- Não chame, não se assuste - disse o conde -, nem tenha sequer no fundo do coração a réstia de uma desconfiança ou a sombra de uma inquietação. O homem que vê diante de si (porque desta vez tem razão, Valentine, e não se trata de uma ilusão), o homem que vê diante de si é o mais terno pai e o mais respeitoso amigo que possa imaginar.
Valentine não soube que responder. Tinha tanto medo daquela voz que lhe revelava a presença real daquele que falava que temia associar-lhe a sua. Mas o seu olhar aterrado queria dizer. «Se as suas intenções são puras, porque está aqui?»
Com a sua maravilhosa sagacidade, o conde compreendeu tudo o que se passava no coração da jovem.
- Ouça-me - disse -, ou antes, olhe-me: vê os meus olhos avermelhados e a minha cara ainda mais pálida do que de costume? É porque há quatro noites que não durmo um só instante; há quatro noites que velo por si, a protejo, a conservo ao nosso amigo Maximilien.
Uma onda de sangue subiu rapidamente às faces da doente; porque o nome que o conde acabava de pronunciar punha termo ao resto de desconfiança que ele lhe inspirara.
- Maximilien!... - repetiu Valentine, de tal forma lhe era agradável pronunciar esse nome. - Maximilien!... Quer dizer que ele lhe contou tudo?
- Tudo, Disse-me que a sua vida era a dele e prometi-lhe que a Valentine viveria.
- O senhor prometeu-lhe que eu viveria?
- Prometi.
- De facto, senhor, acaba de falar de vigilância e protecção. Isso quer dizer que é médico?
- Quer, e o melhor que o Céu lhe poderia enviar neste momento, acredite.
- Diz que tem velado por mim? - perguntou Valentine, inquieta. - Onde? Nunca o vi...

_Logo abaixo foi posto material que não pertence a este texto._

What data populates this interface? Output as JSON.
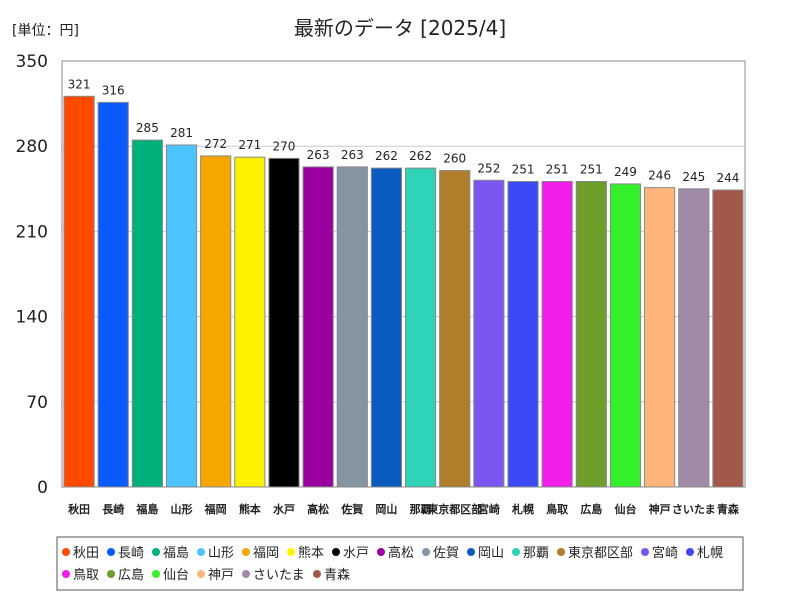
{
  "chart_data": {
    "type": "bar",
    "title": "最新のデータ [2025/4]",
    "unit_label": "[単位：円]",
    "xlabel": "",
    "ylabel": "",
    "ylim": [
      0,
      350
    ],
    "yticks": [
      0,
      70,
      140,
      210,
      280,
      350
    ],
    "grid": true,
    "legend_position": "bottom",
    "categories": [
      "秋田",
      "長崎",
      "福島",
      "山形",
      "福岡",
      "熊本",
      "水戸",
      "高松",
      "佐賀",
      "岡山",
      "那覇",
      "東京都区部",
      "宮崎",
      "札幌",
      "鳥取",
      "広島",
      "仙台",
      "神戸",
      "さいたま",
      "青森"
    ],
    "values": [
      321,
      316,
      285,
      281,
      272,
      271,
      270,
      263,
      263,
      262,
      262,
      260,
      252,
      251,
      251,
      251,
      249,
      246,
      245,
      244
    ],
    "colors": [
      "#FF4A00",
      "#0A5BFF",
      "#00B07A",
      "#4DC4FF",
      "#F7A600",
      "#FFF200",
      "#000000",
      "#9A00A0",
      "#8595A2",
      "#0A5BC0",
      "#2FD4B8",
      "#B07D2A",
      "#7B55F0",
      "#3B4AF5",
      "#F01EE8",
      "#6E9E2A",
      "#33F02A",
      "#FFB47A",
      "#A08AA8",
      "#A4584A"
    ]
  }
}
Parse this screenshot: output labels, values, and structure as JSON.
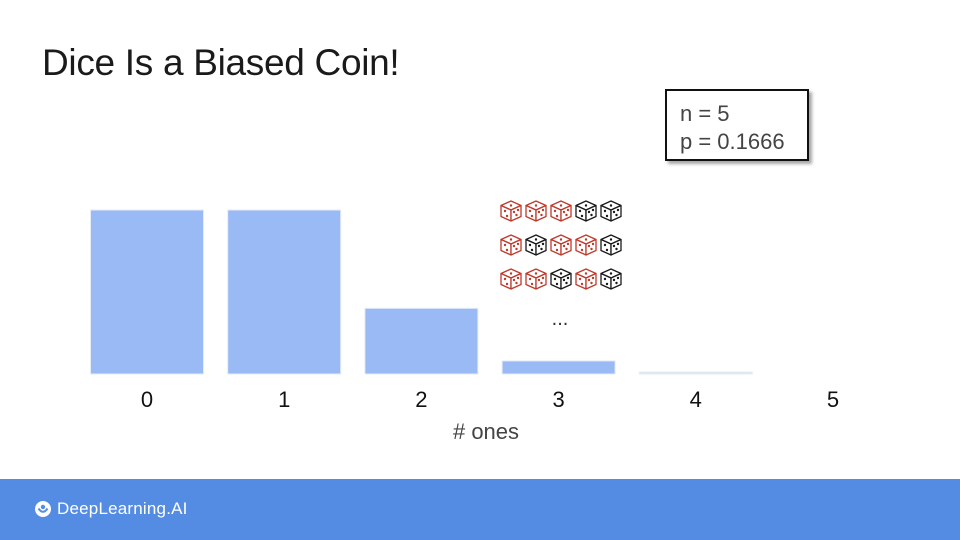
{
  "slide": {
    "title": "Dice Is a Biased Coin!",
    "params": {
      "n": "n = 5",
      "p": "p = 0.1666"
    }
  },
  "dice_illustration": {
    "rows": [
      [
        "red",
        "red",
        "red",
        "black",
        "black"
      ],
      [
        "red",
        "black",
        "red",
        "red",
        "black"
      ],
      [
        "red",
        "red",
        "black",
        "red",
        "black"
      ]
    ],
    "ellipsis": "..."
  },
  "chart_data": {
    "type": "bar",
    "categories": [
      "0",
      "1",
      "2",
      "3",
      "4",
      "5"
    ],
    "values": [
      0.402,
      0.402,
      0.161,
      0.032,
      0.003,
      0.0001
    ],
    "xlabel": "# ones",
    "ylabel": "",
    "ylim": [
      0,
      0.402
    ],
    "grid": false,
    "bar_color": "#99baf5"
  },
  "footer": {
    "brand": "DeepLearning.AI",
    "color": "#548ce3"
  }
}
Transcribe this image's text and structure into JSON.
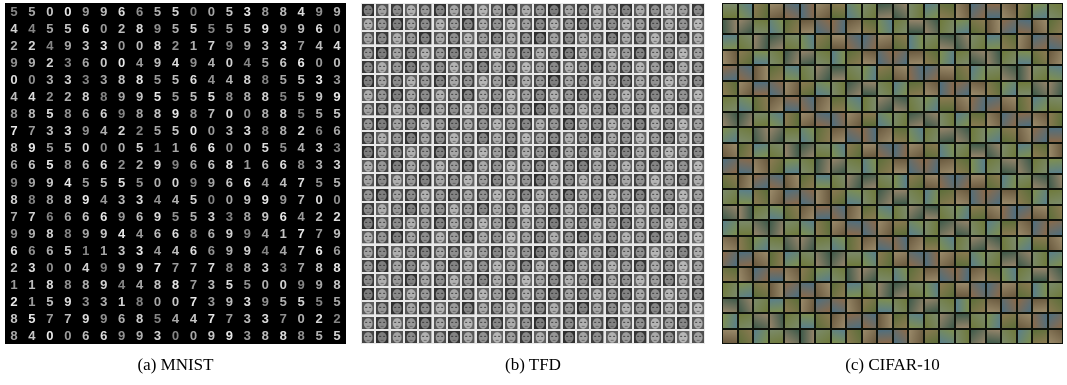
{
  "figure": {
    "captions": {
      "a": "(a) MNIST",
      "b": "(b) TFD",
      "c": "(c) CIFAR-10"
    }
  },
  "mnist_rows": [
    "5500996655005388499",
    "4455602895555599960",
    "2249330082179933744",
    "9923600494940456600",
    "0033338855644885533",
    "4422889955558885599",
    "8858669889870088555",
    "7733942255003388266",
    "8955000511660055433",
    "6658662299668166833",
    "9994555500996644755",
    "8888943344500999700",
    "7766669695533896422",
    "9988994466869941779",
    "6665113344669944766",
    "2300499977778833788",
    "1188894488735500998",
    "2159331800739395555",
    "8577996854477337022",
    "8400669930099388855"
  ],
  "grid_counts": {
    "tfd_cols": 24,
    "tfd_rows": 24,
    "cifar_cols": 22,
    "cifar_rows": 22
  }
}
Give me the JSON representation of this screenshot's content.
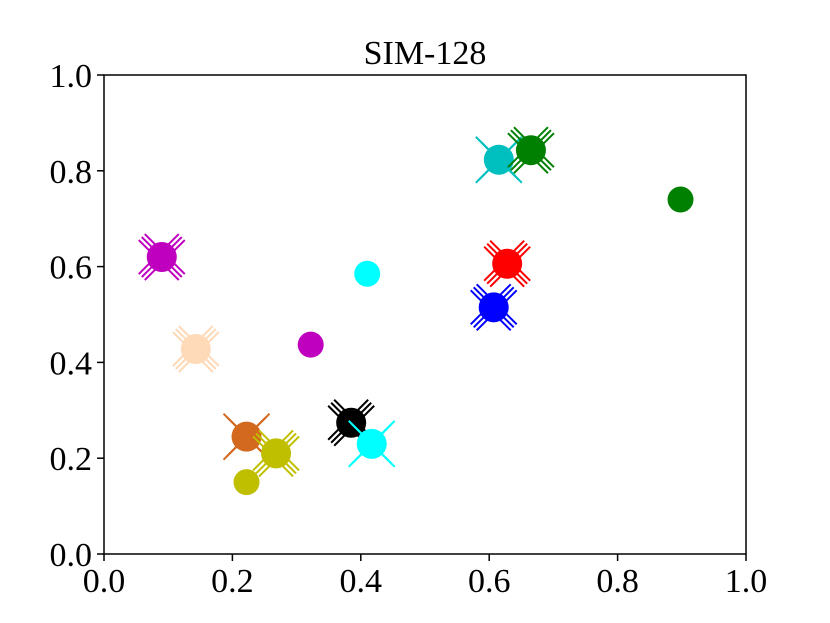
{
  "chart_data": {
    "type": "scatter",
    "title": "SIM-128",
    "xlabel": "",
    "ylabel": "",
    "xlim": [
      0.0,
      1.0
    ],
    "ylim": [
      0.0,
      1.0
    ],
    "xticks": [
      "0.0",
      "0.2",
      "0.4",
      "0.6",
      "0.8",
      "1.0"
    ],
    "yticks": [
      "0.0",
      "0.2",
      "0.4",
      "0.6",
      "0.8",
      "1.0"
    ],
    "grid": false,
    "plain_points": [
      {
        "x": 0.41,
        "y": 0.585,
        "color": "#00ffff"
      },
      {
        "x": 0.322,
        "y": 0.437,
        "color": "#bf00bf"
      },
      {
        "x": 0.222,
        "y": 0.15,
        "color": "#bfbf00"
      },
      {
        "x": 0.898,
        "y": 0.74,
        "color": "#008000"
      }
    ],
    "crossed_points": [
      {
        "x": 0.615,
        "y": 0.823,
        "color": "#00bfbf",
        "dir": "nw"
      },
      {
        "x": 0.665,
        "y": 0.843,
        "color": "#008000",
        "dir": "ne"
      },
      {
        "x": 0.628,
        "y": 0.606,
        "color": "#ff0000",
        "dir": "ne"
      },
      {
        "x": 0.607,
        "y": 0.515,
        "color": "#0000ff",
        "dir": "ne"
      },
      {
        "x": 0.09,
        "y": 0.62,
        "color": "#bf00bf",
        "dir": "ne"
      },
      {
        "x": 0.143,
        "y": 0.428,
        "color": "#ffdab9",
        "dir": "ne"
      },
      {
        "x": 0.222,
        "y": 0.245,
        "color": "#d2691e",
        "dir": "nw"
      },
      {
        "x": 0.268,
        "y": 0.21,
        "color": "#bfbf00",
        "dir": "ne"
      },
      {
        "x": 0.385,
        "y": 0.274,
        "color": "#000000",
        "dir": "ne"
      },
      {
        "x": 0.417,
        "y": 0.23,
        "color": "#00ffff",
        "dir": "nw"
      }
    ]
  }
}
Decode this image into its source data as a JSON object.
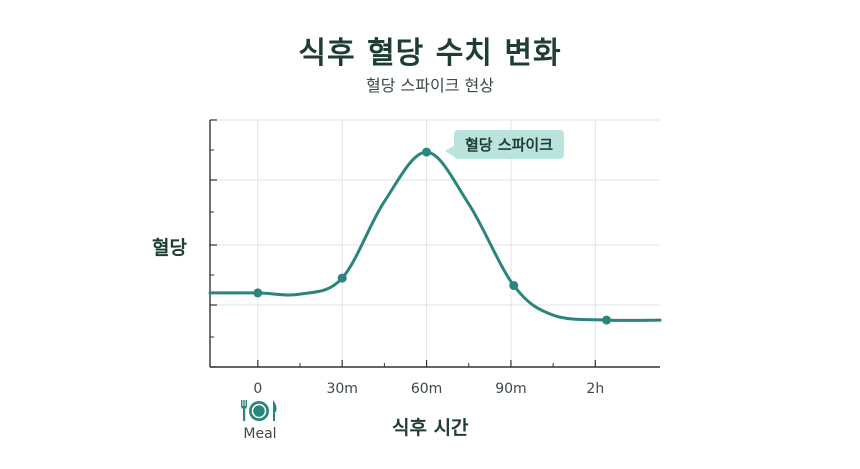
{
  "chart_data": {
    "type": "line",
    "title": "식후 혈당 수치 변화",
    "subtitle": "혈당 스파이크 현상",
    "xlabel": "식후 시간",
    "ylabel": "혈당",
    "x_ticks": [
      "0",
      "30m",
      "60m",
      "90m",
      "2h"
    ],
    "x_tick_minutes": [
      0,
      30,
      60,
      90,
      120
    ],
    "xlim": [
      -17,
      143
    ],
    "ylim": [
      0,
      100
    ],
    "curve": [
      {
        "x": -17,
        "y": 30
      },
      {
        "x": 0,
        "y": 30
      },
      {
        "x": 15,
        "y": 29.5
      },
      {
        "x": 30,
        "y": 36
      },
      {
        "x": 45,
        "y": 67
      },
      {
        "x": 60,
        "y": 87
      },
      {
        "x": 75,
        "y": 66
      },
      {
        "x": 91,
        "y": 33
      },
      {
        "x": 105,
        "y": 21
      },
      {
        "x": 124,
        "y": 19
      },
      {
        "x": 143,
        "y": 19
      }
    ],
    "points": [
      {
        "x": 0,
        "y": 30
      },
      {
        "x": 30,
        "y": 36
      },
      {
        "x": 60,
        "y": 87
      },
      {
        "x": 91,
        "y": 33
      },
      {
        "x": 124,
        "y": 19
      }
    ],
    "annotation": {
      "text": "혈당 스파이크",
      "x": 60,
      "y": 87
    },
    "meal_label": "Meal",
    "grid": true,
    "colors": {
      "line": "#2a857c",
      "callout": "#b9e3dd",
      "grid": "#e3e3e3",
      "axis": "#333333"
    }
  }
}
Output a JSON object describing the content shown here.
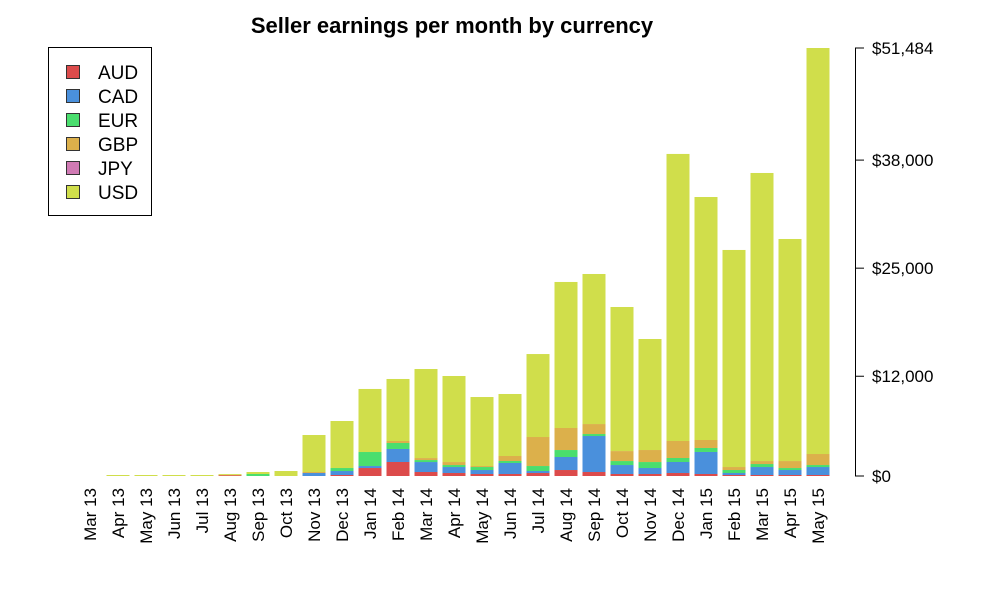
{
  "chart_data": {
    "type": "bar",
    "stacked": true,
    "title": "Seller earnings per month by currency",
    "xlabel": "",
    "ylabel": "",
    "ylim": [
      0,
      51484
    ],
    "y_axis_position": "right",
    "y_ticks": [
      0,
      12000,
      25000,
      38000,
      51484
    ],
    "y_tick_labels": [
      "$0",
      "$12,000",
      "$25,000",
      "$38,000",
      "$51,484"
    ],
    "grid": false,
    "legend_position": "top-left",
    "categories": [
      "Mar 13",
      "Apr 13",
      "May 13",
      "Jun 13",
      "Jul 13",
      "Aug 13",
      "Sep 13",
      "Oct 13",
      "Nov 13",
      "Dec 13",
      "Jan 14",
      "Feb 14",
      "Mar 14",
      "Apr 14",
      "May 14",
      "Jun 14",
      "Jul 14",
      "Aug 14",
      "Sep 14",
      "Oct 14",
      "Nov 14",
      "Dec 14",
      "Jan 15",
      "Feb 15",
      "Mar 15",
      "Apr 15",
      "May 15"
    ],
    "series": [
      {
        "name": "AUD",
        "color": "#dc4b4b",
        "values": [
          0,
          0,
          0,
          0,
          0,
          100,
          0,
          0,
          0,
          120,
          960,
          1685,
          480,
          360,
          240,
          240,
          360,
          720,
          480,
          240,
          240,
          360,
          240,
          120,
          120,
          120,
          120
        ]
      },
      {
        "name": "CAD",
        "color": "#4a90dc",
        "values": [
          0,
          0,
          0,
          0,
          0,
          0,
          0,
          0,
          360,
          480,
          240,
          1565,
          1200,
          720,
          480,
          1325,
          240,
          1565,
          4330,
          1080,
          720,
          1325,
          2650,
          240,
          960,
          600,
          960
        ]
      },
      {
        "name": "EUR",
        "color": "#4ade6e",
        "values": [
          0,
          0,
          0,
          0,
          0,
          0,
          240,
          0,
          0,
          360,
          1685,
          720,
          240,
          240,
          360,
          240,
          600,
          840,
          240,
          480,
          720,
          480,
          480,
          360,
          360,
          240,
          240
        ]
      },
      {
        "name": "GBP",
        "color": "#dcb04b",
        "values": [
          0,
          0,
          0,
          0,
          0,
          40,
          0,
          0,
          120,
          0,
          0,
          240,
          240,
          360,
          120,
          600,
          3490,
          2650,
          1200,
          1200,
          1445,
          2045,
          960,
          360,
          360,
          840,
          1325
        ]
      },
      {
        "name": "JPY",
        "color": "#d07ab4",
        "values": [
          0,
          0,
          0,
          0,
          0,
          0,
          0,
          0,
          0,
          0,
          0,
          0,
          0,
          0,
          0,
          0,
          0,
          0,
          0,
          0,
          0,
          0,
          0,
          0,
          0,
          0,
          0
        ]
      },
      {
        "name": "USD",
        "color": "#d0de4b",
        "values": [
          0,
          120,
          120,
          120,
          120,
          100,
          240,
          600,
          4450,
          5655,
          7585,
          7460,
          10710,
          10350,
          8300,
          7460,
          9980,
          17565,
          18050,
          17330,
          13355,
          34530,
          29230,
          26110,
          34650,
          26710,
          48839
        ]
      }
    ]
  }
}
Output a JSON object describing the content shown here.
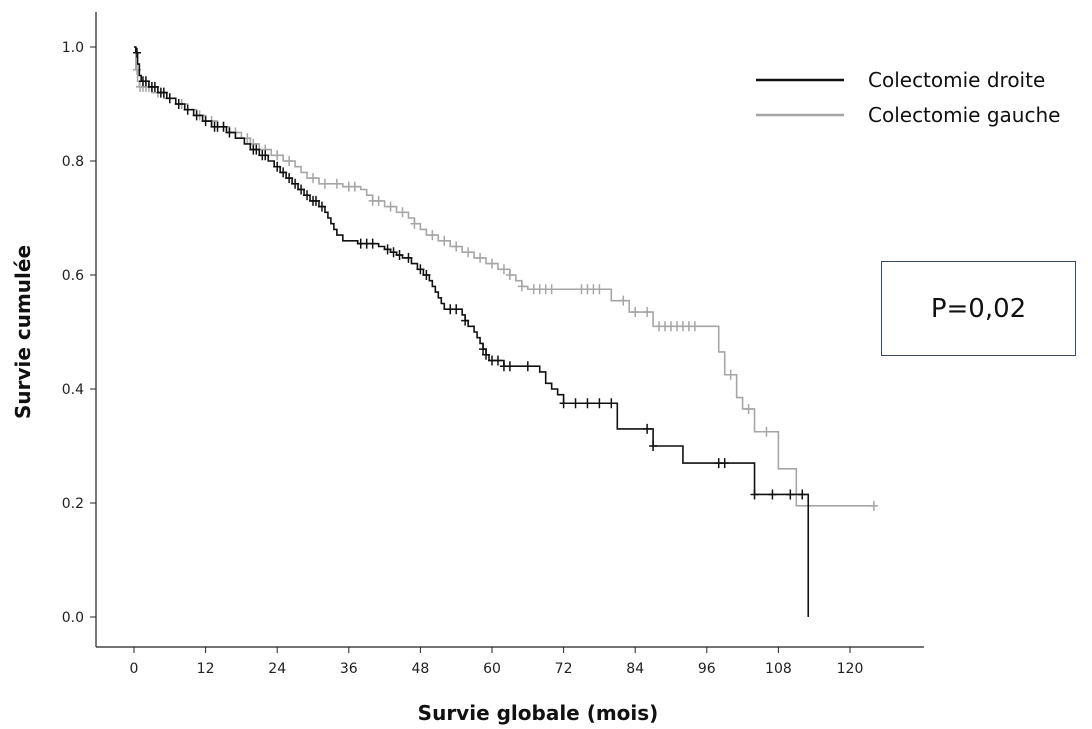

O conde estendeu a mão na direcção da estante.
- Tenho estado escondido atrás daquela porta - respondeu -, porta que dá para a casa contígua, que aluguei.
Num assomo de orgulho pudico, Valentine desviou os olhos e disse com soberano desprezo:
- O que fez, senhor, é de uma demência sem exemplo e essa protecção que me concedeu assemelha-se muito a um insulto.
- Valentine, durante a minha longa vigília apenas vi as pessoas que a visitavam, os alimentos que lhe preparavam, as bebidas que lhe serviam. Depois, quando essas bebidas me pareciam perigosas, entrava como entrei agora, despejava-lhe o copo e substituía o veneno por uma beberagem benéfica que, em vez da morte que lhe preparavam, fazia circular a vida nas suas veias.
- O veneno! A morte! - exclamou Valentine, julgando-se de novo sob o império de alguma febril alucinação.